I just bought a flintlock to start shooting for pa flintlock season but cannot find real blackpowder to prime the pan with. We were hunting Saturday so at lunch time we headed out to some local gun shops to only find BP substitutes. We were told that the government made stricter laws and special insurances must be carried to deal real bp so a lot of people do not sell it any longer. I was wondering if anyone knows of anyone in Northeast ohio or around jamestown pa that would carry blackpowder?

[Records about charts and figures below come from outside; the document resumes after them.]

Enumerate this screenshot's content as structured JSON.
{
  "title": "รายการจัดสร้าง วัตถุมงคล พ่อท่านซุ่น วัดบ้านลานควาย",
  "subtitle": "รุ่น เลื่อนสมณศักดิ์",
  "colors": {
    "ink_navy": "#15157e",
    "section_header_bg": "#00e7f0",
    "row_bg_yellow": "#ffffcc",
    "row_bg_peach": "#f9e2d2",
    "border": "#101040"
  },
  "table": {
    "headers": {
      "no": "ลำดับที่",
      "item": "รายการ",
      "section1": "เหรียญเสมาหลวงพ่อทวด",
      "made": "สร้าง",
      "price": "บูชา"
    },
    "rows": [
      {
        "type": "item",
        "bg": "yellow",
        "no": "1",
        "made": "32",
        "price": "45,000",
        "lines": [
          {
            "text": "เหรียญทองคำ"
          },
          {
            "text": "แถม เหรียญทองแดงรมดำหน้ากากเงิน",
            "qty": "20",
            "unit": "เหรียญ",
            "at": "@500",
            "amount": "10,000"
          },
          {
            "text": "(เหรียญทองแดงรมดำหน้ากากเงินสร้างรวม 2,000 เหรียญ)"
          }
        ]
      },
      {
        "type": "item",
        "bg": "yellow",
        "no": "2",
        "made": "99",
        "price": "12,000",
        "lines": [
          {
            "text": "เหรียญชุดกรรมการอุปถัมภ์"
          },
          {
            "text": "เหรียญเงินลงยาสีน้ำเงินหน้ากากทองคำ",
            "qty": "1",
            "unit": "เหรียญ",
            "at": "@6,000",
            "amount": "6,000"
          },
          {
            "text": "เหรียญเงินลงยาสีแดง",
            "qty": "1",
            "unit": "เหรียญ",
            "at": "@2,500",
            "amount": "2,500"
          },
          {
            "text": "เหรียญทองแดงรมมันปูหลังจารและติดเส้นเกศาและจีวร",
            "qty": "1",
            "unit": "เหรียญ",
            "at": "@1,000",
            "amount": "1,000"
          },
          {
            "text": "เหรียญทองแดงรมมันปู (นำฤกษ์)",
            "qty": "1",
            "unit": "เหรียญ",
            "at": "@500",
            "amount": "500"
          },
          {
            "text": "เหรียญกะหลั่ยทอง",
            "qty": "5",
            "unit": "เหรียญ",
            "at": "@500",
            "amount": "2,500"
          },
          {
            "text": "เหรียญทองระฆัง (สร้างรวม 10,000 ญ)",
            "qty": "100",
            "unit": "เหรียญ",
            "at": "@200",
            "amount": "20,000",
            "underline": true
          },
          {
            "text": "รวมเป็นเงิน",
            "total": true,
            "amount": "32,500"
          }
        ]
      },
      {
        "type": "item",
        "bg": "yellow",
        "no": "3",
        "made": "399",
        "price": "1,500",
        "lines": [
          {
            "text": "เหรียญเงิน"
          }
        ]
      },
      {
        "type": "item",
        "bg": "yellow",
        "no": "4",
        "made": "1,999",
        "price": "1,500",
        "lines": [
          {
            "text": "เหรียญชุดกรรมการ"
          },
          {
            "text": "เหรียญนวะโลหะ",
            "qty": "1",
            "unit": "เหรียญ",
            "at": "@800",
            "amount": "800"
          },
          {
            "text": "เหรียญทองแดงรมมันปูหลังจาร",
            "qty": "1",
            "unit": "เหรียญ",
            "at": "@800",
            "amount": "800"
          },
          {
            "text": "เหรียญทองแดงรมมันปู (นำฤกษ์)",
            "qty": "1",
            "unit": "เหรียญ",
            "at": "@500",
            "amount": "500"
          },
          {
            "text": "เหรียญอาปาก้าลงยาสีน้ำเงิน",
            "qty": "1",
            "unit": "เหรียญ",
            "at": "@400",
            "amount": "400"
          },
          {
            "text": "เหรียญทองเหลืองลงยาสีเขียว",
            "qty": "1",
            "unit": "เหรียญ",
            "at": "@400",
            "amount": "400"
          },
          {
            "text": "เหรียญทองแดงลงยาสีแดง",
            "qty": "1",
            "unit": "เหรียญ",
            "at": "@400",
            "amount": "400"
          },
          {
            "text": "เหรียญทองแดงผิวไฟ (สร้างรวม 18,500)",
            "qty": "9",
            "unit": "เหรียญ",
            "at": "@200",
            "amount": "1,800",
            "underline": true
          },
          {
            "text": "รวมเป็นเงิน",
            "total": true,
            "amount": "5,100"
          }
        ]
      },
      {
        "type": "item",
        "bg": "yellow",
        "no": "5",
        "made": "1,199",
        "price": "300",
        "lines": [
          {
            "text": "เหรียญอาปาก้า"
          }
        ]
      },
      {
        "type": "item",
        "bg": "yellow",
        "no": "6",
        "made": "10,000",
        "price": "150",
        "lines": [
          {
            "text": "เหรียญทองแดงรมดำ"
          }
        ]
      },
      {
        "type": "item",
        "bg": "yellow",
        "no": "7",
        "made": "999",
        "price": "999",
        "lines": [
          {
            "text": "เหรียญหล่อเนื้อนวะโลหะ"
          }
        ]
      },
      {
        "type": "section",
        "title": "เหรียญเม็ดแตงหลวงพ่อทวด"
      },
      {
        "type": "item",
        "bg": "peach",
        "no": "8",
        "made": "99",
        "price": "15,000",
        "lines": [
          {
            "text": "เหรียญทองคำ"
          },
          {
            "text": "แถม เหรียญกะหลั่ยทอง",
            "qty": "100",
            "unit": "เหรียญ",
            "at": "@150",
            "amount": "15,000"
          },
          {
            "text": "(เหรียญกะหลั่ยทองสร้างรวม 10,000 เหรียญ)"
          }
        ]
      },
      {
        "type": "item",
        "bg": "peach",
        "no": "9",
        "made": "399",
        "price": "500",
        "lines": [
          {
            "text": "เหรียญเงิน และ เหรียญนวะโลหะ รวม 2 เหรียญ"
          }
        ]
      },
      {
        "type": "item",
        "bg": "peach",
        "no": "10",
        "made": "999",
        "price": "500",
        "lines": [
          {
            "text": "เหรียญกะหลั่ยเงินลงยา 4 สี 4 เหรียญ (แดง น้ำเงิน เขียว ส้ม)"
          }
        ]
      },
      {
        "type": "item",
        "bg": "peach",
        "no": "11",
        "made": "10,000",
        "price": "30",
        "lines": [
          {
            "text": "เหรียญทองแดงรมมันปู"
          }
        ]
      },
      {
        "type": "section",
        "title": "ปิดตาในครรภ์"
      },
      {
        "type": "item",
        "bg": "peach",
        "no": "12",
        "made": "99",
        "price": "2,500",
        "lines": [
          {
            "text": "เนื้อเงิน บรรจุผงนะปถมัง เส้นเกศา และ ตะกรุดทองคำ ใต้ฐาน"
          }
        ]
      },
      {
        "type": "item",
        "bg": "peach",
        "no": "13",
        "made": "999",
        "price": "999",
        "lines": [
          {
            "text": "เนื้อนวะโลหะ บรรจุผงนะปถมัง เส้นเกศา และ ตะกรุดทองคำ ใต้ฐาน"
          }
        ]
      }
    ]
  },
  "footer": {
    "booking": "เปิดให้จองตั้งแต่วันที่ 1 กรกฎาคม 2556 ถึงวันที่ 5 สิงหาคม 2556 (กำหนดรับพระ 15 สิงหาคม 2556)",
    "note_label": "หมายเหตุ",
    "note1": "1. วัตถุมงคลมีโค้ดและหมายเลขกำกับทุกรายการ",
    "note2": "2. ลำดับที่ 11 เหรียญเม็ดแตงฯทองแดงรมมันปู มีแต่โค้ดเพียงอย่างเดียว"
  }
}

Or anybody has some to sell they don't plan on using.


----------



## RedJada (Jun 21, 2009)

Look at the log cabin in Lodi. http://www.logcabinshop.com/ 

I have an old black power long gun and these guys are very helpful.


----------



## buckeye dan (Jan 31, 2012)

You could always make your own:


----------



## dugworm (May 23, 2008)

It's been several years but I got a can from Gander Mountain Twinsburg last time I bought.


----------



## huntindoggie22 (Mar 28, 2008)

Odonnels sport shop in portersville pa sells it


----------



## Misdirection (Jul 16, 2012)

Alot of gun shops in PA carry ffff, they just keep it behind the counter. There is a gun shop on route 30 by Raccoon creek park which usually has it. Elk County Arms and Ammo in St Mary's PA usually has it as well. If you run into problems finding any let me know. I'm a PA flintlock hunter myself and really enjoy the late season.


----------



## bare naked (May 1, 2015)

RedJada said:


> Look at the log cabin in Lodi. http://www.logcabinshop.com/
> 
> I have an old black power long gun and these guys are very helpful.


X2


----------



## Dovans (Nov 15, 2011)

That was pretty cool BD!


----------



## buckeyebowman (Feb 24, 2012)

I have to feel that somewhere in your area, or at least within reasonable driving distance, is some place that caters to muzzleloaders, particularly flintlocks. Several here have mentioned PA, which stands to reason since PA still has a flintlock only season. 

BTW, Goex ffffG was my choice for the pan.


----------



## LOTC (Jan 16, 2012)

Have you tried Stockers in Champion?


----------